IN these days of mega competitive car design this doesn't often happen ...stumbling across a model that stands head and shoulders above its rivals.
Sure, it's true that there are no really bad cars produced today. But that doesn't mean all those rolling off the production lines are jewels in their own right.
One stand-out family car that earlier this year replaced an already accomplished model is the latest Skoda Octavia - better in every way than its predecessor with more room, improved economy and a generally nicer more refined car to drive.
What's just as important is that it looks the business with tidy styling and a purposeful shape.
There's the usual wide choice of diesel or petrol models, estates and hatches. For this review we tried one of the less powerful versions - the 113bhp, 2.0 litre diesel Hatch, priced at a shade more than Â£26,000 in First Edition form.

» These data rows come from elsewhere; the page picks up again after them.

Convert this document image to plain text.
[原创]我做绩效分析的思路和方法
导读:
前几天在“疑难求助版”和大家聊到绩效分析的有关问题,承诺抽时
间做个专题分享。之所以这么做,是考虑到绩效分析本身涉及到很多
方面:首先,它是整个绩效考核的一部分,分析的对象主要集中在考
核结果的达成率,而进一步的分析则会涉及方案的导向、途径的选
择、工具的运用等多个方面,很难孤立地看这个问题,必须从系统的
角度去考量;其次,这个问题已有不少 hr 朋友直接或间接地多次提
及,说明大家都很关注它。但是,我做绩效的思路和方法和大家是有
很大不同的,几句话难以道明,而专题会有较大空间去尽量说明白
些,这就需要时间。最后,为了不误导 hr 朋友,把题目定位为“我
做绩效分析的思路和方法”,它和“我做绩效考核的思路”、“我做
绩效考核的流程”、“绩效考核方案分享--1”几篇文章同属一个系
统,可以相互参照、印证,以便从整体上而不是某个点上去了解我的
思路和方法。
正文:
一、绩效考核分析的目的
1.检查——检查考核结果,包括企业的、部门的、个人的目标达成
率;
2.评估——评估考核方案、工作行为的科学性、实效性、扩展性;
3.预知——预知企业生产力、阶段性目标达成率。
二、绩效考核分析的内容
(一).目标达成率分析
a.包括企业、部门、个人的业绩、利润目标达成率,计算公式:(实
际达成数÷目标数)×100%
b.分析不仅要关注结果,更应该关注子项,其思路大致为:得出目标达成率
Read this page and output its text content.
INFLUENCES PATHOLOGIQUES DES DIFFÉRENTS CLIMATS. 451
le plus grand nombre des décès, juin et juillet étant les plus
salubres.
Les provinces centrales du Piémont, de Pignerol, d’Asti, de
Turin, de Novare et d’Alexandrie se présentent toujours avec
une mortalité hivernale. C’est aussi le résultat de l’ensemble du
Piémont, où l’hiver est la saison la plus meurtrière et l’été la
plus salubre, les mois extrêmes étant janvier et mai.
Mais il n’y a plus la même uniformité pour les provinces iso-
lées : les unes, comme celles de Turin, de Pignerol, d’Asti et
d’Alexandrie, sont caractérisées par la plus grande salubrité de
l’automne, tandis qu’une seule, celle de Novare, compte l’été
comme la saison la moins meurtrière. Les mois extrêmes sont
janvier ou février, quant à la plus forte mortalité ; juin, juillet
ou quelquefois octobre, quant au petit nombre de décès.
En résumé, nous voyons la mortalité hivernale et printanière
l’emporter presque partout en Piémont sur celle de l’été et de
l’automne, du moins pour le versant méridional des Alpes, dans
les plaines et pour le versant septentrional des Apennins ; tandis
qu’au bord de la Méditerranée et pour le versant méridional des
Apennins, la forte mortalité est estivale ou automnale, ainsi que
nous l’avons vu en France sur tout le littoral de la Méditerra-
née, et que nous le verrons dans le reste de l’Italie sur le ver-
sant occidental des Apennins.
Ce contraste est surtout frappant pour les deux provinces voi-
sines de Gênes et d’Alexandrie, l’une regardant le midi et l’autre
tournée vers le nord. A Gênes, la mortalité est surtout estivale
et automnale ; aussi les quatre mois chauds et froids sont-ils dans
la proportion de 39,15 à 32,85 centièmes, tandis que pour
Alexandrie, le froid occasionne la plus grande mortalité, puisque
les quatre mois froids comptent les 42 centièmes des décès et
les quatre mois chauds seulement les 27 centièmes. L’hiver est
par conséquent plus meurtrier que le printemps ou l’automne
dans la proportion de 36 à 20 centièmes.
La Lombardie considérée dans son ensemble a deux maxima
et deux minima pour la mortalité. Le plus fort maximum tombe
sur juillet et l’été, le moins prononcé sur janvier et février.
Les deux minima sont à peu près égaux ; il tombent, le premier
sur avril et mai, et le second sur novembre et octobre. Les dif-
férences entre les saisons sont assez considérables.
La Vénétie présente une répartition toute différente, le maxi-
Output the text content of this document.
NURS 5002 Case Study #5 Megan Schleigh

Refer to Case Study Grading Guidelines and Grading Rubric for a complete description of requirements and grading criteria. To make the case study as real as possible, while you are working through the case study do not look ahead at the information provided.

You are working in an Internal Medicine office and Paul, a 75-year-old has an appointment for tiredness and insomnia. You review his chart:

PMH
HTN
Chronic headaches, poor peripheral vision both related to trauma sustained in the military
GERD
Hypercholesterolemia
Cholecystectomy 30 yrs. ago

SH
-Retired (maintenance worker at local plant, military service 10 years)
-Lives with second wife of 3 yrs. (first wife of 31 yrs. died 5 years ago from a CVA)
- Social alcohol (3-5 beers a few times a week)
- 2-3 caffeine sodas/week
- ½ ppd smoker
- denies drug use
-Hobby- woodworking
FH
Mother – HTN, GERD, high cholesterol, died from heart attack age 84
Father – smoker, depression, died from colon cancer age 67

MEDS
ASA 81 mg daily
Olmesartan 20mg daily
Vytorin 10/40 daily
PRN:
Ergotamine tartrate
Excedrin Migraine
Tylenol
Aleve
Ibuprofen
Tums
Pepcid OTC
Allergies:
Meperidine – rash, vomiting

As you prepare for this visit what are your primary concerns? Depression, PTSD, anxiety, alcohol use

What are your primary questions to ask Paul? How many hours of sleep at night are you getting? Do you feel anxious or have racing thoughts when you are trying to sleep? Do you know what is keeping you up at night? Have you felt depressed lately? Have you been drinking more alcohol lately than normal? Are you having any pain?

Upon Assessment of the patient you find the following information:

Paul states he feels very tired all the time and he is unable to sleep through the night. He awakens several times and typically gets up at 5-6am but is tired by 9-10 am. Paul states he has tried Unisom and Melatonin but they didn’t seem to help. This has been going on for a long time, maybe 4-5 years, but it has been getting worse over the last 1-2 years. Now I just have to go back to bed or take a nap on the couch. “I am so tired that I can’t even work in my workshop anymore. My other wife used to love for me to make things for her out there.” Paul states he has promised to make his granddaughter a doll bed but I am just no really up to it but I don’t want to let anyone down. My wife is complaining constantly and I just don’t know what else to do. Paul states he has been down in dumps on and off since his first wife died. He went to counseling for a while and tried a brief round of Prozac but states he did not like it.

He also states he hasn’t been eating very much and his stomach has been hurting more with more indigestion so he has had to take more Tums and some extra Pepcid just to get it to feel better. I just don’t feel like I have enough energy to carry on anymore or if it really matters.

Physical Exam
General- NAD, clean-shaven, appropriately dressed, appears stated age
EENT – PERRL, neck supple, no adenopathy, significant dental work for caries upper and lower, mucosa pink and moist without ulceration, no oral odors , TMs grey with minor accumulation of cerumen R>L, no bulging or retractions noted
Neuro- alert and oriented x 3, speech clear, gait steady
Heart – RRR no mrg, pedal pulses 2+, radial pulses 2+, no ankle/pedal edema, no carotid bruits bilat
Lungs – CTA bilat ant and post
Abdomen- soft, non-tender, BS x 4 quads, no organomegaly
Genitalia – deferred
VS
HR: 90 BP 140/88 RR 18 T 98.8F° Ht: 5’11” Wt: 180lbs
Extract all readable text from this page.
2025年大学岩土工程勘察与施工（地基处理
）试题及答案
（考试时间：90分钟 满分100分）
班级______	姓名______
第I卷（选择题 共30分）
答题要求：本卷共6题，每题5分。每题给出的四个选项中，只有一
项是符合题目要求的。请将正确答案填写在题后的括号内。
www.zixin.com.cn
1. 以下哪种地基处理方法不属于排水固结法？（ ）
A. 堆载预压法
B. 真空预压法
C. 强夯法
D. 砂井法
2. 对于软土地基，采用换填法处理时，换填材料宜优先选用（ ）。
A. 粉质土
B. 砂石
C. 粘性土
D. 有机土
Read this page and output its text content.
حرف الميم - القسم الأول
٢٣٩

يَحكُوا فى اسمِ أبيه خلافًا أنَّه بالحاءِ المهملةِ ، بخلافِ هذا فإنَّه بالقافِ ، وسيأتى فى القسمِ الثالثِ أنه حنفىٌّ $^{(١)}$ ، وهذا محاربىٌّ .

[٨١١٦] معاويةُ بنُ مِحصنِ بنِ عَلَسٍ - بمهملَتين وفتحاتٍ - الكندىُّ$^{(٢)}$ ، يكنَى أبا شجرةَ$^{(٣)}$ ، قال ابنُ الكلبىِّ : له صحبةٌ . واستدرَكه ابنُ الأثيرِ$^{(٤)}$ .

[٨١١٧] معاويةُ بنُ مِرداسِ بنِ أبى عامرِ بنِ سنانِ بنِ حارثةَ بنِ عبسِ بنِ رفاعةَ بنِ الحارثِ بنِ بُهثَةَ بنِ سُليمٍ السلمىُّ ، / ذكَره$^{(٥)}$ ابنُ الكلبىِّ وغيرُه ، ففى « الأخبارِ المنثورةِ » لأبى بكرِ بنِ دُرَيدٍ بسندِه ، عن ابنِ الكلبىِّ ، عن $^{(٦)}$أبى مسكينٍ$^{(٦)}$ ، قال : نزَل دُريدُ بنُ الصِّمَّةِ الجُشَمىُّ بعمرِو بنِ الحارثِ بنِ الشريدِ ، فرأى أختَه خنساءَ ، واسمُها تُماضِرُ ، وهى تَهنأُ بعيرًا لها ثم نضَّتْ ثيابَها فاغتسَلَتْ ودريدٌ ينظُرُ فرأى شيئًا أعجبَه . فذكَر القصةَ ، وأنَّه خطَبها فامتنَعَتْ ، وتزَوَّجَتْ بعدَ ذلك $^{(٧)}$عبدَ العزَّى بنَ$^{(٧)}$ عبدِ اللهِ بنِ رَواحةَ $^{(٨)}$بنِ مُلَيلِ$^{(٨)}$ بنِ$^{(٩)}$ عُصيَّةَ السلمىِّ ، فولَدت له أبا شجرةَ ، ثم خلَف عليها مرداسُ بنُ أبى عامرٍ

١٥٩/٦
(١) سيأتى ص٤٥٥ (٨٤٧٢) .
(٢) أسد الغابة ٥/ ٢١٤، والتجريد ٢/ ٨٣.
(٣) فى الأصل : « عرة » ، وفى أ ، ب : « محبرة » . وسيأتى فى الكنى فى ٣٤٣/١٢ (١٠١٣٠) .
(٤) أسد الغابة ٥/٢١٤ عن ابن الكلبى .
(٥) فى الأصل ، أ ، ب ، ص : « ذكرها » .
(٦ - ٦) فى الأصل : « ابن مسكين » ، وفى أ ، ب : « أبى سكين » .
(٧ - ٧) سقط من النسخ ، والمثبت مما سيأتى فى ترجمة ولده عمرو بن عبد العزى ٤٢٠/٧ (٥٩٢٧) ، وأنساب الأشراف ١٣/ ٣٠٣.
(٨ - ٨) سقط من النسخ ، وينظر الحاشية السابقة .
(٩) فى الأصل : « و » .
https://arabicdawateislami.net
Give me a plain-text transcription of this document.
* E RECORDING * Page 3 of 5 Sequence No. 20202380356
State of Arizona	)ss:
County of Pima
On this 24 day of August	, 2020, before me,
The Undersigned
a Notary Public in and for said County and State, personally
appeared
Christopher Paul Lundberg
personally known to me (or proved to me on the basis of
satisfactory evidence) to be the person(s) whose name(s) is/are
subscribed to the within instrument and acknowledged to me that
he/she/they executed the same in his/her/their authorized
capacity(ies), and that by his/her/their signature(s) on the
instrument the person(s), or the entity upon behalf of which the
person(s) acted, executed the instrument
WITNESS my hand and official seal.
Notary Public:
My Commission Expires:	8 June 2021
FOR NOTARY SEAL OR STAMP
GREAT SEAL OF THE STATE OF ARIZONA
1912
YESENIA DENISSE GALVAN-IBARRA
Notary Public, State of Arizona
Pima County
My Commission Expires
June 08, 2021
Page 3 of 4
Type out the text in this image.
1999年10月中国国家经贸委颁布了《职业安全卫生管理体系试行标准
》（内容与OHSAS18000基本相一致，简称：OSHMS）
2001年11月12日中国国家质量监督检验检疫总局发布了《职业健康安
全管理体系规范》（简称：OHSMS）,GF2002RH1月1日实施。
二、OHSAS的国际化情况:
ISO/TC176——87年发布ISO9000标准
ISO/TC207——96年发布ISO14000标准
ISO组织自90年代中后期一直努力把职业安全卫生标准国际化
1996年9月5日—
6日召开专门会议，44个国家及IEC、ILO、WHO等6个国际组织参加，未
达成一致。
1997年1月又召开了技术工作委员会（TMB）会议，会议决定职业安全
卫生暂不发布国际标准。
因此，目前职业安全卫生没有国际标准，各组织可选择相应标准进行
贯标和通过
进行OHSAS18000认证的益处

The Octavia has always been a real family car with a clear focus on space, value and economy rather than driving dynamics and performance. But over its various incantations has acquired improved ride, better handling and a recognised character.
Though built on the same platform with a similar wheelbase to the last version, it's slightly longer allowing a better use of space which has boosted front and rear legroom and given it a 600 litre boot - bigger than many much larger saloons.
It is also slightly wider and a bit taller, yet its sharply drawn lines make it appear more imposing with greater visual presence.
The less powerful of the two two-litre diesels available focuses on economy and most owners will easily squeeze out more than 50mpg, maybe even 60mpg. Despite its frugality and a relatively low power output, this version has decent pace with excellent mid-range pick up for overtaking.
Ride on 17-inch alloys is among the best in class as pock-marked roads and irregularities are ironed out with ease and there's little cornering roll to disturb its composure. Road noise is much better suppressed than the previous model.
Better installation of the diesel engine has also played a part in cutting vibration and vanquishing harshness. A good result all round.
In keeping with its family image the steering, though accurate enough and decently weighted, doesn't offer a great deal of feedback. A six-speed manual gearbox is standard issue with a light action and an easy clutch.
The cabin, as well as being spacious, is neatly appointed with flashes of micro-suede and heavy duty plastics. A 10.25-inch virtual cockpit is shared with other members of the VW Group and looks classy and works well.
Plenty of legroom front and back, and an abundance of places to store everyday clutter. There's even an umbrella in the door for wet days.
Standard features in the First Edition model include heated front seats, rear wiper, climate control and Apple CarPlay plus two USB ports in the centre console.